If this doesn't suit your use case, run `npx code-rub init` to generate a blank configuration. There are examples of local plugins in this repo's tool folder, and the `code-rub.config.js` file here demonstrates how to point to them. They can be either typescript or javascript. There are future plans to add azure-devops and github issues based support, but they are not yet implemented. PRs adding them are welcome 😀
## Plugins
This is where the plugins come in. A code-rub plugin can change almost everything about the flow of `npx code-rub`. They can provide:
- A setup function: `setup`
- An initial configuration, used in `npx code-rub init --preset`: `initialConfiguration`
- A method to process assignments, after they are generated: `processAssignments`
- A method to process the file queue, useful for filtering out file extensions or paths: `processFileQueue`
- A method to process the `Ignore` object used when generating the repository file map: `processIgnore`
- This is ran before `code-rub` saves the file map, so it affects all configuration files. This should only be specified in the repositories base configuration (or sole configuration).
- A method to read and write the file map: `readFileMap` and `saveFileMap` respectively.

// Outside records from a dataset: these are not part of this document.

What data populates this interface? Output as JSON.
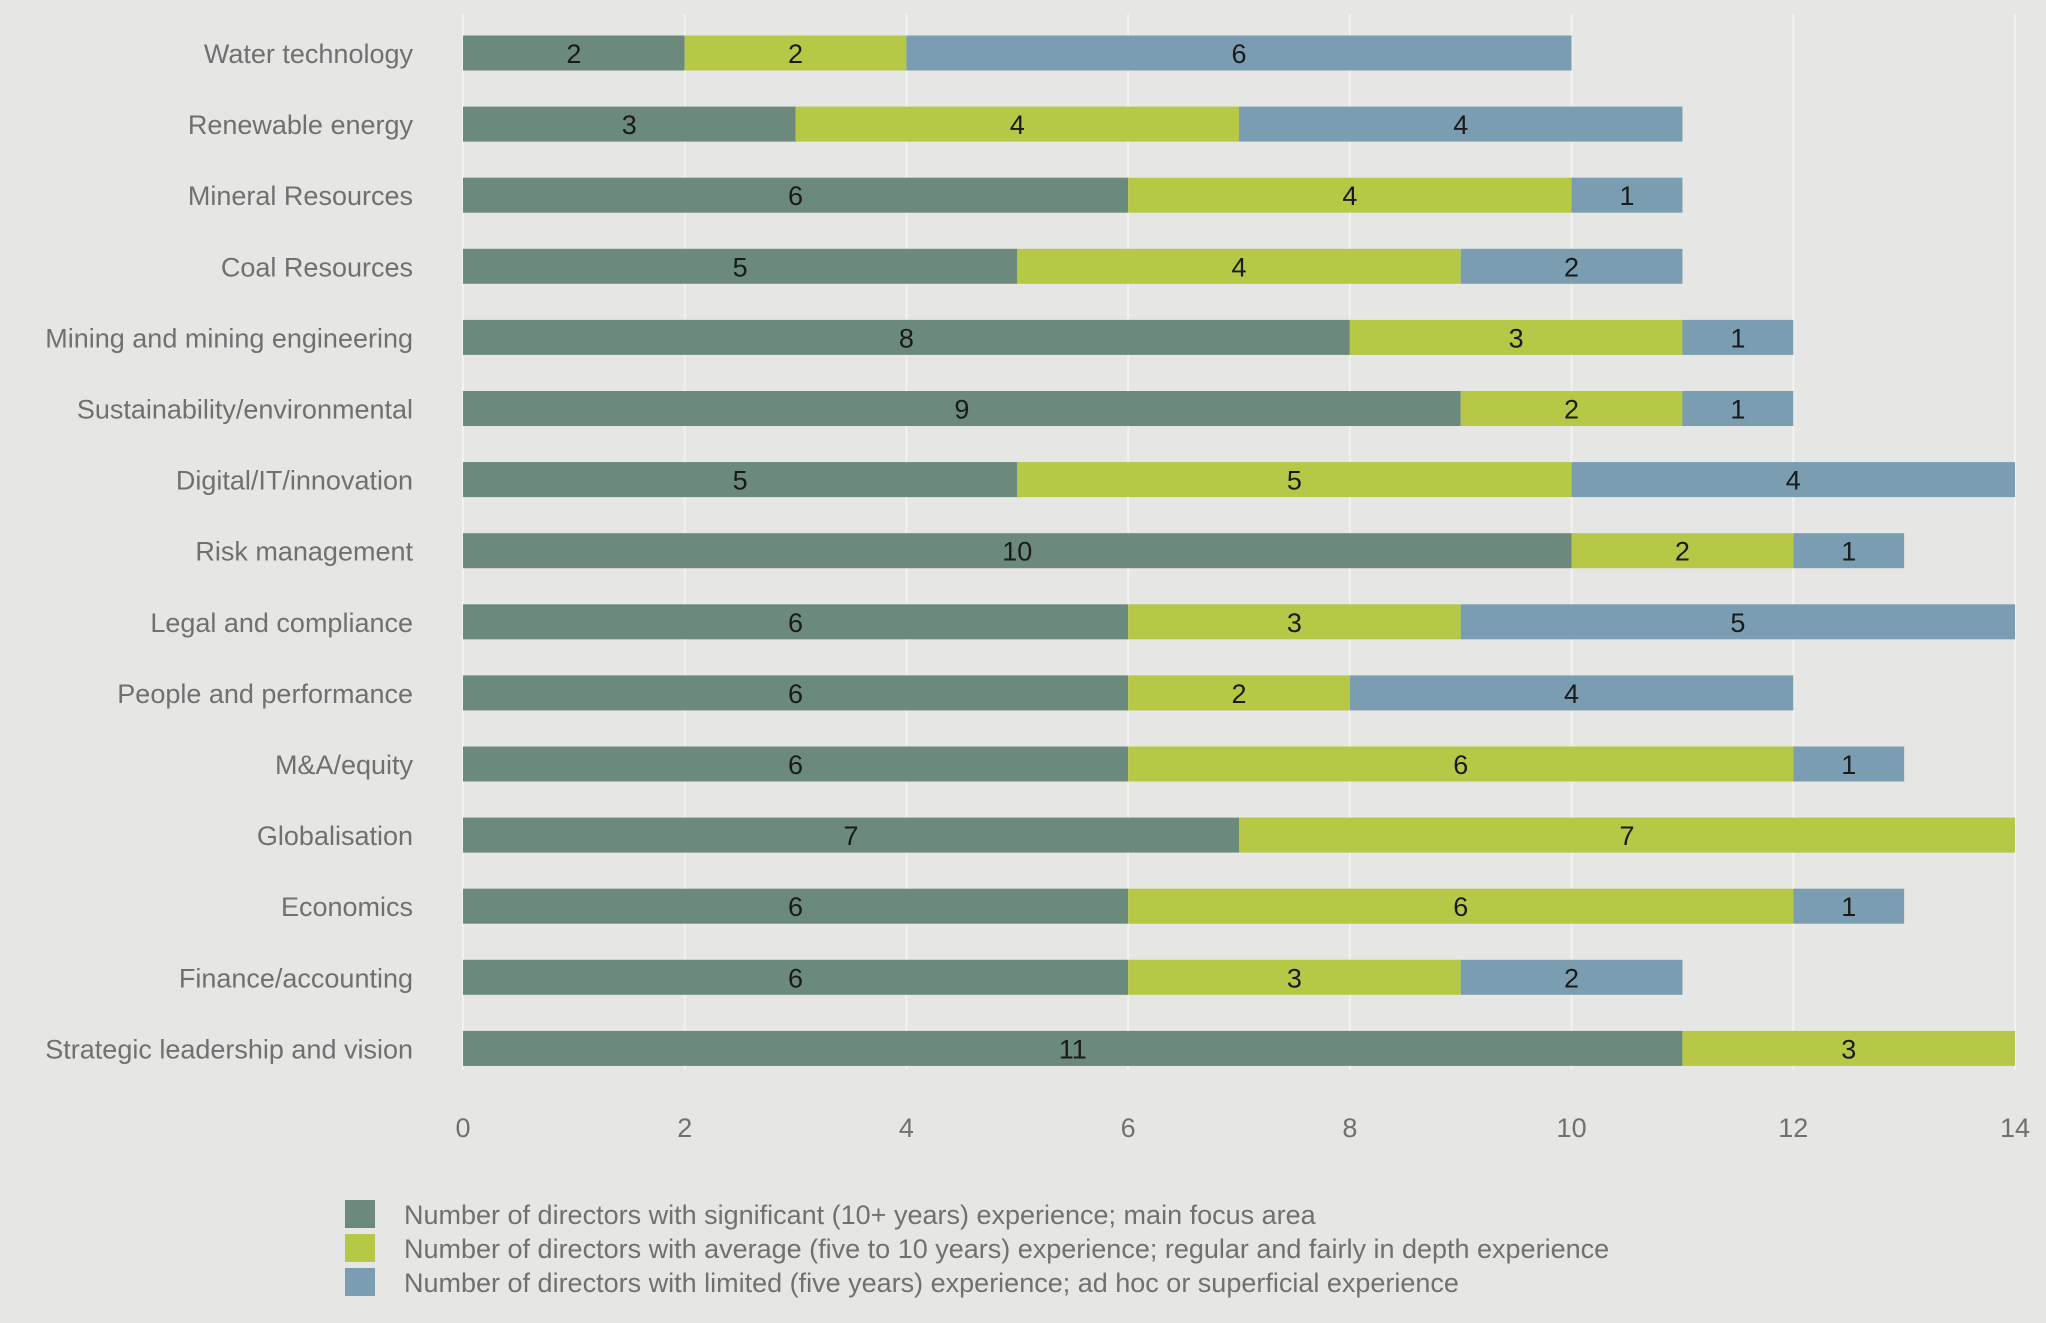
{
  "chart_data": {
    "type": "bar",
    "orientation": "horizontal",
    "stacked": true,
    "title": "",
    "xlabel": "",
    "ylabel": "",
    "xlim": [
      0,
      14
    ],
    "xticks": [
      "0",
      "2",
      "4",
      "6",
      "8",
      "10",
      "12",
      "14"
    ],
    "grid": "vertical",
    "legend_position": "bottom",
    "categories": [
      "Water technology",
      "Renewable energy",
      "Mineral Resources",
      "Coal Resources",
      "Mining and mining engineering",
      "Sustainability/environmental",
      "Digital/IT/innovation",
      "Risk management",
      "Legal and compliance",
      "People and performance",
      "M&A/equity",
      "Globalisation",
      "Economics",
      "Finance/accounting",
      "Strategic leadership and vision"
    ],
    "series": [
      {
        "name": "Number of directors with significant (10+ years) experience; main focus area",
        "color": "#6b8a7c",
        "values": [
          2,
          3,
          6,
          5,
          8,
          9,
          5,
          10,
          6,
          6,
          6,
          7,
          6,
          6,
          11
        ]
      },
      {
        "name": "Number of directors with average (five to 10 years) experience; regular and fairly in depth experience",
        "color": "#b6c846",
        "values": [
          2,
          4,
          4,
          4,
          3,
          2,
          5,
          2,
          3,
          2,
          6,
          7,
          6,
          3,
          3
        ]
      },
      {
        "name": "Number of directors with limited (five years) experience; ad hoc or superficial experience",
        "color": "#7a9db1",
        "values": [
          6,
          4,
          1,
          2,
          1,
          1,
          4,
          1,
          5,
          4,
          1,
          0,
          1,
          2,
          0
        ]
      }
    ]
  }
}
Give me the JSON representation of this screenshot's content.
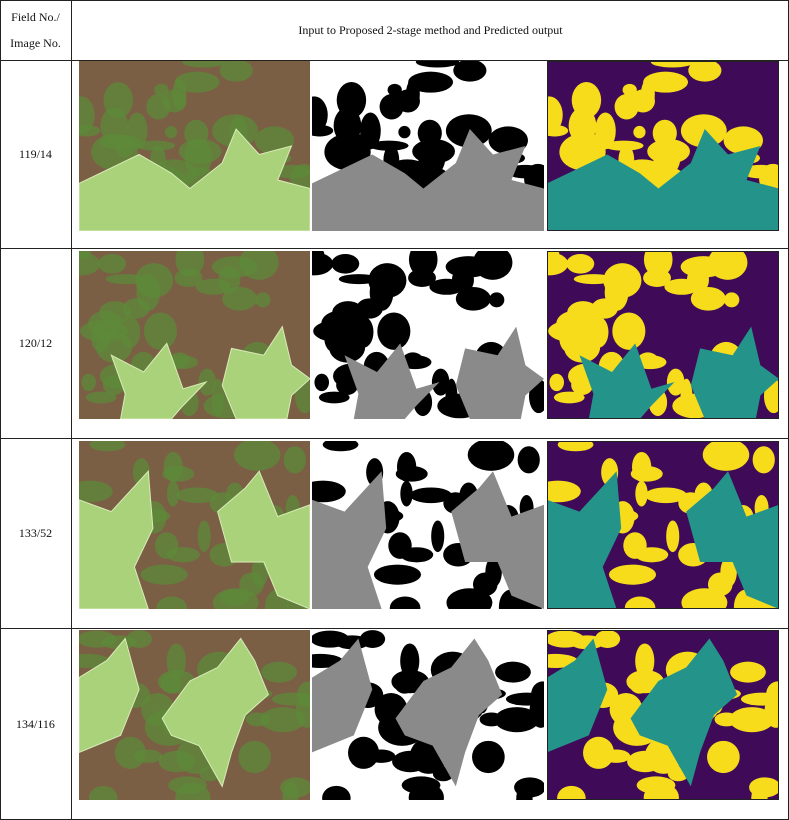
{
  "table": {
    "header": {
      "field_line1": "Field No./",
      "field_line2": "Image No.",
      "main": "Input to Proposed 2-stage method and Predicted output"
    },
    "rows": [
      {
        "label": "119/14"
      },
      {
        "label": "120/12"
      },
      {
        "label": "133/52"
      },
      {
        "label": "134/116"
      }
    ]
  },
  "colors": {
    "soil": "#7a5f45",
    "weed": "#5e8a3a",
    "crop": "#a9d27a",
    "mask_bg": "#ffffff",
    "mask_weed": "#000000",
    "mask_crop": "#8a8a8a",
    "pred_bg": "#3f0a58",
    "pred_weed": "#f7dc1c",
    "pred_crop": "#24948a"
  }
}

- Only one plugin may specify these methods.Plugins are specified by two pieces of configuration, the `plugins` array and the `pluginConfiguration` object. Plugin's are loaded based on the `plugins` array, and the capabilities they provide are configured through their entry in `pluginConfiguration`.
Plugins are loaded, and executed based on their order in the `plugins` array. This is especially important for functions like `processFileQueue` which chains the results during execution.
> As an example, imagine you have plugin1 which removes typescript files but plugin2 expects them to be present. If you use `plugins: [plugin1, plugin2]`, plugin2 would not see any of the typescript files. If you use `plugins: [plugin2, plugin1]`, plugin2 would see them since they are not removed yet.
For an example plugin implementation, check the `jira` package in this repository.